The Critical Role of Data in Portfolio Strategy and Occupancy Planning
Just as buildings need a solid foundation, strategies crumble when built on poor or incomplete data. This leads to misaligned decisions, wasted resources, and failed implementations—a pattern I frequently observe in portfolio strategy and occupancy planning.
If the data in an organization’s Computer-Aided Facility Management (CAFM) systems is incomplete, poor-quality, or worse, nonexistent, developing portfolio and occupancy strategies can be likened to solving a complex puzzle with missing pieces—frustrating and impossible.
Planners need complete and accurate supply data (floor plans, space types, organizational hierarchies) and demand data (employee assignments, seat allocations, hybrid work arrangements) to make informed decisions about their real estate portfolio and occupancy strategy.
From Directional Strategies to Actionable Plans
It is important to consider the key differences between Portfolio Strategy and Occupancy Planning in order to understand the quality of data required to make informed decisions. The more actionable the plan, the more detailed data is required.
Portfolio Strategy
Portfolio strategy focuses on developing a high-level roadmap for portfolio optimization and workplace transformation, evaluating the following:
Analysis of business growth/contraction projections and their impact on headcount
Evaluation of current space utilization rates and occupancy patterns
Assessment of lease terms, expiration dates, and market conditions
Review of workplace strategy including hybrid work policies and their impact on space needs
Financial analysis of operating costs and potential savings opportunities
Occupancy Planning
Once strategic decisions are made, occupancy planning translates that strategy into action through the development of detailed occupancy scenarios, stack plans, and move plans:
Detailed space programming and department-specific requirements
Analysis of current vs. future seat counts by department
Evaluation of departmental adjacencies and workflows
Infrastructure assessment (power, data, specialized space requirements)

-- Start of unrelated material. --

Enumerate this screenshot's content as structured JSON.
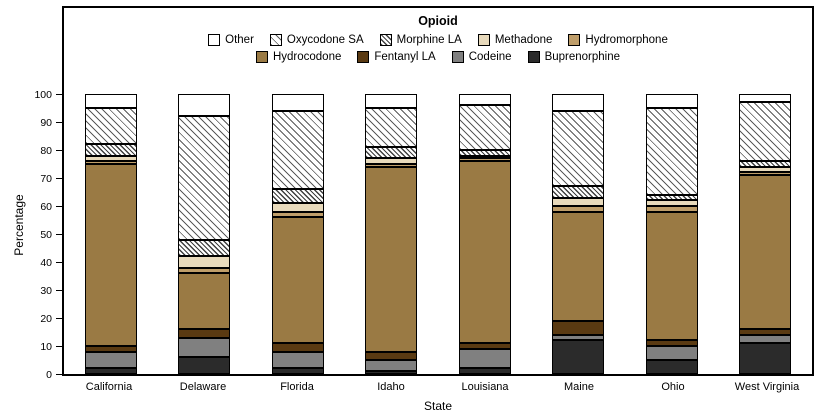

Phasing and sequencing of moves to minimize business disruption
While both processes require quality data, portfolio strategy relies more heavily on projected future states and hypothetical scenarios, whereas occupancy planning requires granular current-state accuracy at the individual employee and workspace level.
Pitfalls of poor quality data in decision making
Organizations that attempt to execute workplace moves based on incomplete, inaccurate, or outdated CAFM data inevitably face significant operational challenges and unnecessary costs. While making broad assumptions during initial planning phases is sometimes necessary, there comes a critical point where having clean, comprehensive, and well-structured supply and demand data becomes essential for successful execution of moves and changes.
Delayed delivery
When working with insufficient data, organizations must pause their workplace transformation initiatives to gather and validate essential information needed for implementation. This pause, though seemingly delaying progress, is a vital investment that prevents costly mistakes and employee dissatisfaction.
Back to the drawing board
The process of collecting and analyzing missing data often reveals previously unconsidered challenges, such as departmental adjacency requirements, specialized space needs, or technology infrastructure dependencies that weren't apparent during initial planning phases.
These new insights may require reevaluating the original strategy, sometimes necessitating a return to preliminary planning. While this extends the timeline, it ensures more accurate move plans and better serves both organizational objectives and employee experience.
Data Quality and Governance
Organizations must understand the key difference between data completeness and data quality in their CAFM systems. Data completeness means having all necessary information about spaces, employees, and organizational structures populated, while data quality refers to the accuracy, reliability, and currency of that information. Having employee records in a system doesn't automatically guarantee their assignments or space requirements are up-to-date.
Organizations need systematic processes to verify data accuracy and maintain its currency as workplace strategies evolve. While readily accessible, reasonably accurate data can speed up move planning and implementation, it's important to recognize that workplace data is dynamic. As organizational structures change and new workplace requirements emerge, perfect data quality is unrealistic—but having reliable data remains essential to begin planning any workplace transformation initiative.
Evaluate Data Readiness
As you evaluate your organization's data readiness for strategic initiatives, consider these key questions:
How complete and accurate is your current data? Assess gaps in your data collection and validation processes.
What systems and processes are in place to maintain data quality over time? Consider implementing regular data audits and updates.
How well does your data infrastructure support strategic decision-making? Identify areas where better data collection could improve planning outcomes.
The time to address data quality is not when you're in the midst of executing a strategic initiative—it's now. Begin by assessing your current data landscape and developing a clear roadmap for improving data quality and completeness. This investment in your data foundation will pay dividends in more effective strategic planning and execution.